Despite this concern, nearly a third (32 per cent) of directors said they did not have plans in place to manage their talent attraction and retention risks.
“Directors today are operating in a complex environment, where digital disruption is changing the playing field for established businesses,” notes Kirsten Patterson, IoD chief executive.
“Many organisations are finding themselves in the midst of what McKinsey called a ‘war on talent’, where the gig economy coupled with shifts in how often workers change jobs is creating pressure to attract and retain workers.”
According to an ACC BERL report, the number one reason small businesses in New Zealand stop trading is due to injury and illness. This is due to the fact that many SMEs are owner-operated and there is no back-up if they become incapacitated.
Larger organisations that have colleagues with a very specialised skill set or are in control of a project, which cannot easily be replaced, are also not immune.

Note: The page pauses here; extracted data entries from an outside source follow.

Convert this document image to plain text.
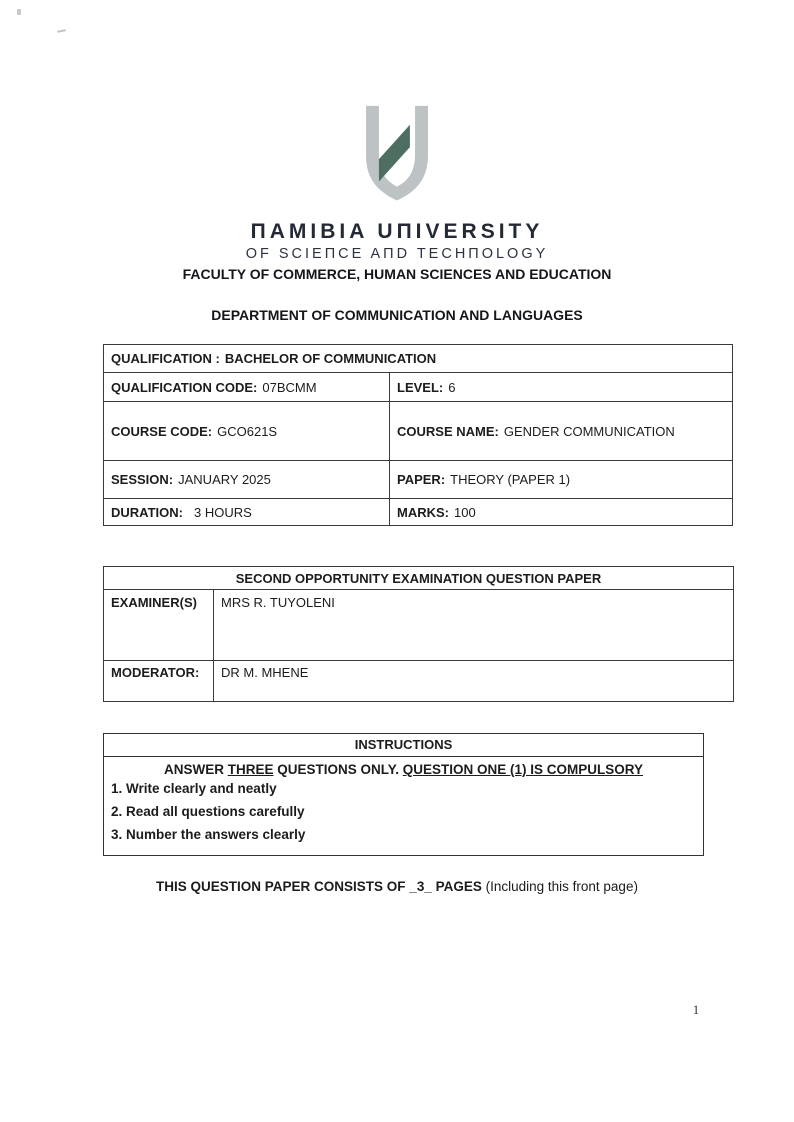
ПAMIBIA UПIVERSITY
OF SCIEПCE AПD TECHПOLOGY
FACULTY OF COMMERCE, HUMAN SCIENCES AND EDUCATION
DEPARTMENT OF COMMUNICATION AND LANGUAGES
QUALIFICATION : BACHELOR OF COMMUNICATION	
QUALIFICATION CODE: 07BCMM	LEVEL: 6
COURSE CODE: GCO621S	COURSE NAME: GENDER COMMUNICATION
SESSION: JANUARY 2025	PAPER: THEORY (PAPER 1)
DURATION: 3 HOURS	MARKS: 100
SECOND OPPORTUNITY EXAMINATION QUESTION PAPER	
EXAMINER(S)	MRS R. TUYOLENI
MODERATOR:	DR M. MHENE
INSTRUCTIONS
ANSWER THREE QUESTIONS ONLY. QUESTION ONE (1) IS COMPULSORY
1. Write clearly and neatly
2. Read all questions carefully
3. Number the answers clearly
THIS QUESTION PAPER CONSISTS OF _3_ PAGES (Including this front page)
1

Digital disruption is changing the playing field for established businesses
With many business owners being baby boomers, thinking about a succession plan for your retirement or in the case of illness is imperative, says Pearson.
“Directors and boards need to ensure that organisations are focused on meeting the needs of the workforce of tomorrow,” says Pearson. "This means embracing diversity and inclusion, having flexible working conditions and ensuring that employee benefit programmes are fit for purpose”.
“It is important that New Zealand directors continue to place risk management as an ongoing priority," adds Patterson.
“Negotiating this environment will require directors to have a long view and anticipate how rapid social changes will impact on their business, as well as remaining flexible and responsive to changes within their industry."